Secretary of the Research and Analysis Wing
- In office 30 December 2010 – 29 December 2012
- Preceded by: K. C. Verma
- Succeeded by: Alok Joshi

Personal details
- Party: Bharatiya Janata Party

= Sanjeev Tripathi =

Indian spymaster

Sanjeev Tripathi is member of the BJP and former Secretary of the Research and Analysis Wing. Tripathi is the son-in-law of Former R&AW secretary, G.S. Bajpai, and comes from a family of Bareilly, Uttar Pradesh. A keen sportsman, he topped the civil service exam in 1972, and joined the Uttar Pradesh cadre. Few years later, he switched to RAW, resigning from the IPS, and was absorbed in the Research & Analysis Service (RAS), which feeds the ranks of RAW. Mr Vikram Sood is the first RAS cadre officer to be appointed as Secretary (R) in its more than four-decade history. Mr. Tripathi is the Second officer to be appointed as Secretary (R) from the RAS (RAW Allied Services) cadre .

==Biography==

Tripathi played a significant role in tracking down Sikh separatists operating abroad and get them to India to participate in talks with the Indian government. He also served on several key desks, including the Pakistan desk, and also headed agency’s most sensitive special operations division, as special secretary. Earlier, he helped arrive at a peace accord with insurgents in the northeastern states. He also served as commissioner at R&AW’s Calcutta based Special Bureau, which looks at Bangladesh.
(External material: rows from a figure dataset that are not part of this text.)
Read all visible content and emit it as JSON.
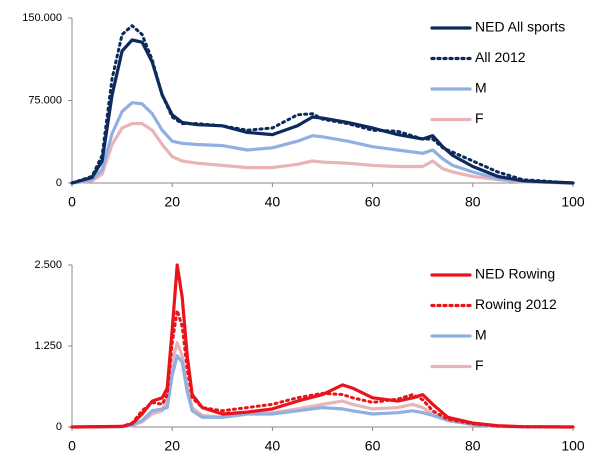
{
  "chart_data": [
    {
      "type": "line",
      "x": [
        0,
        4,
        6,
        8,
        10,
        12,
        14,
        16,
        18,
        20,
        22,
        25,
        30,
        35,
        40,
        45,
        48,
        50,
        55,
        60,
        65,
        70,
        72,
        74,
        76,
        80,
        85,
        90,
        100
      ],
      "xlim": [
        0,
        100
      ],
      "xticks": [
        0,
        20,
        40,
        60,
        80,
        100
      ],
      "ylim": [
        0,
        150000
      ],
      "yticks": [
        0,
        {
          "value": 75000,
          "label": "75.000"
        },
        {
          "value": 150000,
          "label": "150.000"
        }
      ],
      "legend": "upper right",
      "series": [
        {
          "name": "NED All sports",
          "color": "#0d2a5c",
          "line_style": "solid",
          "values": [
            0,
            5000,
            20000,
            80000,
            120000,
            130000,
            128000,
            110000,
            80000,
            62000,
            55000,
            53000,
            52000,
            46000,
            44000,
            52000,
            60000,
            59000,
            55000,
            50000,
            44000,
            40000,
            43000,
            33000,
            25000,
            15000,
            6000,
            2000,
            0
          ]
        },
        {
          "name": "All 2012",
          "color": "#0d2a5c",
          "line_style": "dotted",
          "values": [
            0,
            6000,
            25000,
            95000,
            135000,
            143000,
            135000,
            112000,
            80000,
            60000,
            54000,
            54000,
            52000,
            48000,
            50000,
            62000,
            63000,
            58000,
            54000,
            48000,
            47000,
            40000,
            40000,
            32000,
            28000,
            20000,
            10000,
            3000,
            0
          ]
        },
        {
          "name": "M",
          "color": "#8fb0e0",
          "line_style": "solid",
          "values": [
            0,
            3000,
            12000,
            45000,
            65000,
            73000,
            72000,
            63000,
            48000,
            38000,
            36000,
            35000,
            34000,
            30000,
            32000,
            38000,
            43000,
            42000,
            38000,
            33000,
            30000,
            27000,
            30000,
            22000,
            16000,
            10000,
            4000,
            1500,
            0
          ]
        },
        {
          "name": "F",
          "color": "#e8b4b8",
          "line_style": "solid",
          "values": [
            0,
            2000,
            8000,
            35000,
            50000,
            54000,
            54000,
            48000,
            35000,
            24000,
            20000,
            18000,
            16000,
            14000,
            14000,
            17000,
            20000,
            19000,
            18000,
            16000,
            15000,
            15000,
            20000,
            13000,
            10000,
            6000,
            3000,
            1000,
            0
          ]
        }
      ]
    },
    {
      "type": "line",
      "x": [
        0,
        10,
        12,
        14,
        16,
        18,
        19,
        20,
        21,
        22,
        23,
        24,
        26,
        30,
        35,
        40,
        45,
        50,
        54,
        56,
        60,
        65,
        68,
        70,
        72,
        75,
        80,
        85,
        90,
        100
      ],
      "xlim": [
        0,
        100
      ],
      "xticks": [
        0,
        20,
        40,
        60,
        80,
        100
      ],
      "ylim": [
        0,
        2500
      ],
      "yticks": [
        0,
        {
          "value": 1250,
          "label": "1.250"
        },
        {
          "value": 2500,
          "label": "2.500"
        }
      ],
      "legend": "upper right",
      "series": [
        {
          "name": "NED Rowing",
          "color": "#e8141c",
          "line_style": "solid",
          "values": [
            0,
            10,
            50,
            200,
            400,
            450,
            600,
            1500,
            2500,
            2000,
            1100,
            500,
            300,
            200,
            230,
            280,
            400,
            500,
            650,
            600,
            450,
            400,
            450,
            500,
            350,
            150,
            60,
            20,
            5,
            0
          ]
        },
        {
          "name": "Rowing 2012",
          "color": "#e8141c",
          "line_style": "dotted",
          "values": [
            0,
            10,
            60,
            250,
            380,
            350,
            500,
            1300,
            1800,
            1550,
            900,
            450,
            300,
            250,
            300,
            350,
            450,
            520,
            500,
            450,
            380,
            430,
            500,
            420,
            250,
            120,
            50,
            15,
            5,
            0
          ]
        },
        {
          "name": "M",
          "color": "#8fb0e0",
          "line_style": "solid",
          "values": [
            0,
            5,
            30,
            100,
            250,
            280,
            300,
            800,
            1100,
            1000,
            550,
            250,
            150,
            150,
            200,
            200,
            250,
            300,
            280,
            250,
            200,
            220,
            250,
            220,
            180,
            100,
            40,
            10,
            3,
            0
          ]
        },
        {
          "name": "F",
          "color": "#e8b4b8",
          "line_style": "solid",
          "values": [
            0,
            5,
            20,
            80,
            200,
            250,
            450,
            1000,
            1300,
            1100,
            600,
            300,
            180,
            150,
            200,
            220,
            280,
            350,
            400,
            350,
            280,
            300,
            350,
            300,
            200,
            100,
            40,
            10,
            3,
            0
          ]
        }
      ]
    }
  ]
}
Mr. Tripathi, who has extensive experience in intelligence, has his task cut out. As the ARC chief he managed to ensure that the secretive Tibetan force, Special Frontier Force (SFF), gets pension and retirement benefits. The force has not had these benefits since its creation after the 1962 war with China.
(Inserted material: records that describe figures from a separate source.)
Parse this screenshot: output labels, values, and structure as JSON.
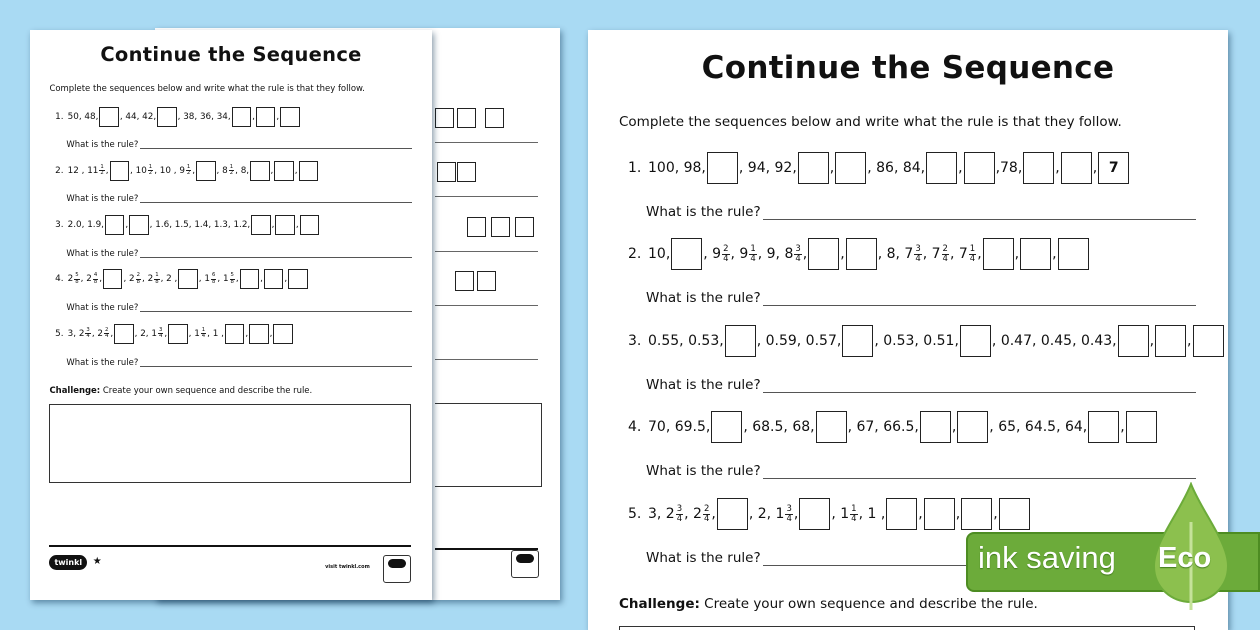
{
  "colors": {
    "background": "#a9daf3",
    "eco_green": "#6cab3a"
  },
  "left_sheet": {
    "title": "Continue the Sequence",
    "instructions": "Complete the sequences below and write what the rule is that they follow.",
    "rule_prompt": "What is the rule?",
    "challenge_label": "Challenge:",
    "challenge_text": "Create your own sequence and describe the rule.",
    "rows": [
      {
        "num": "1.",
        "tokens": [
          "50, 48,",
          {
            "box": ""
          },
          ", 44, 42,",
          {
            "box": ""
          },
          ", 38, 36, 34,",
          {
            "box": ""
          },
          ",",
          {
            "box": ""
          },
          ",",
          {
            "box": ""
          }
        ]
      },
      {
        "num": "2.",
        "tokens": [
          "12 , 11",
          {
            "n": "1",
            "d": "2"
          },
          ",",
          {
            "box": ""
          },
          ", 10",
          {
            "n": "1",
            "d": "2"
          },
          ", 10 , 9",
          {
            "n": "1",
            "d": "2"
          },
          ",",
          {
            "box": ""
          },
          ", 8",
          {
            "n": "1",
            "d": "2"
          },
          ", 8,",
          {
            "box": ""
          },
          ",",
          {
            "box": ""
          },
          ",",
          {
            "box": ""
          }
        ]
      },
      {
        "num": "3.",
        "tokens": [
          "2.0, 1.9,",
          {
            "box": ""
          },
          ",",
          {
            "box": ""
          },
          ", 1.6, 1.5, 1.4, 1.3, 1.2,",
          {
            "box": ""
          },
          ",",
          {
            "box": ""
          },
          ",",
          {
            "box": ""
          }
        ]
      },
      {
        "num": "4.",
        "tokens": [
          "2",
          {
            "n": "5",
            "d": "8"
          },
          ", 2",
          {
            "n": "4",
            "d": "8"
          },
          ",",
          {
            "box": ""
          },
          ", 2",
          {
            "n": "2",
            "d": "8"
          },
          ", 2",
          {
            "n": "1",
            "d": "8"
          },
          ", 2 ,",
          {
            "box": ""
          },
          ", 1",
          {
            "n": "6",
            "d": "8"
          },
          ", 1",
          {
            "n": "5",
            "d": "8"
          },
          ",",
          {
            "box": ""
          },
          ",",
          {
            "box": ""
          },
          ",",
          {
            "box": ""
          }
        ]
      },
      {
        "num": "5.",
        "tokens": [
          "3, 2",
          {
            "n": "3",
            "d": "4"
          },
          ", 2",
          {
            "n": "2",
            "d": "4"
          },
          ",",
          {
            "box": ""
          },
          ", 2, 1",
          {
            "n": "3",
            "d": "4"
          },
          ",",
          {
            "box": ""
          },
          ", 1",
          {
            "n": "1",
            "d": "4"
          },
          ", 1 ,",
          {
            "box": ""
          },
          ",",
          {
            "box": ""
          },
          ",",
          {
            "box": ""
          }
        ]
      }
    ]
  },
  "right_sheet": {
    "title": "Continue the Sequence",
    "instructions": "Complete the sequences below and write what the rule is that they follow.",
    "rule_prompt": "What is the rule?",
    "challenge_label": "Challenge:",
    "challenge_text": "Create your own sequence and describe the rule.",
    "rows": [
      {
        "num": "1.",
        "tokens": [
          "100, 98,",
          {
            "box": ""
          },
          ", 94, 92,",
          {
            "box": ""
          },
          ",",
          {
            "box": ""
          },
          ", 86, 84,",
          {
            "box": ""
          },
          ",",
          {
            "box": ""
          },
          ",78,",
          {
            "box": ""
          },
          ",",
          {
            "box": ""
          },
          ",",
          {
            "box": "7"
          }
        ]
      },
      {
        "num": "2.",
        "tokens": [
          "10,",
          {
            "box": ""
          },
          ", 9",
          {
            "n": "2",
            "d": "4"
          },
          ", 9",
          {
            "n": "1",
            "d": "4"
          },
          ", 9, 8",
          {
            "n": "3",
            "d": "4"
          },
          ",",
          {
            "box": ""
          },
          ",",
          {
            "box": ""
          },
          ", 8, 7",
          {
            "n": "3",
            "d": "4"
          },
          ", 7",
          {
            "n": "2",
            "d": "4"
          },
          ", 7",
          {
            "n": "1",
            "d": "4"
          },
          ",",
          {
            "box": ""
          },
          ",",
          {
            "box": ""
          },
          ",",
          {
            "box": ""
          }
        ]
      },
      {
        "num": "3.",
        "tokens": [
          "0.55, 0.53,",
          {
            "box": ""
          },
          ", 0.59, 0.57,",
          {
            "box": ""
          },
          ", 0.53, 0.51,",
          {
            "box": ""
          },
          ", 0.47, 0.45, 0.43,",
          {
            "box": ""
          },
          ",",
          {
            "box": ""
          },
          ",",
          {
            "box": ""
          }
        ]
      },
      {
        "num": "4.",
        "tokens": [
          "70, 69.5,",
          {
            "box": ""
          },
          ", 68.5, 68,",
          {
            "box": ""
          },
          ", 67, 66.5,",
          {
            "box": ""
          },
          ",",
          {
            "box": ""
          },
          ", 65, 64.5, 64,",
          {
            "box": ""
          },
          ",",
          {
            "box": ""
          }
        ]
      },
      {
        "num": "5.",
        "tokens": [
          "3, 2",
          {
            "n": "3",
            "d": "4"
          },
          ", 2",
          {
            "n": "2",
            "d": "4"
          },
          ",",
          {
            "box": ""
          },
          ", 2, 1",
          {
            "n": "3",
            "d": "4"
          },
          ",",
          {
            "box": ""
          },
          ", 1",
          {
            "n": "1",
            "d": "4"
          },
          ", 1 ,",
          {
            "box": ""
          },
          ",",
          {
            "box": ""
          },
          ",",
          {
            "box": ""
          },
          ",",
          {
            "box": ""
          }
        ]
      }
    ]
  },
  "footer": {
    "logo": "twinkl",
    "star": "★",
    "visit": "visit twinkl.com"
  },
  "eco_badge": {
    "label": "ink saving",
    "eco": "Eco"
  }
}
Tripathi has been asked by the NSA, Shiv Shankar Menon, to prepare a comprehensive report on personnel policies by 15 January to ensure that the age-old turf wars between RAS and non-RAS cadre officers is laid to rest forever. R&AW has also been suffering from a shortage of recruits; morale is at an all-time low. So Tripathi will have to quickly focus on finding a solution to these squabbles and also focus on India’s restive neighborhood. Ten years ago, a Group of Ministers, aided by a special task force on intelligence, had gone about trying to reform India’s intelligence community, which seems mired in controversies and lacking in infrastructure, resources and parliamentary oversight. Now, it is up to the two new chiefs to take forward their inheritance and leave behind a productive legacy.

He joined the Bhartiya Janata Party ahead of the Lok Sabha election in 2014.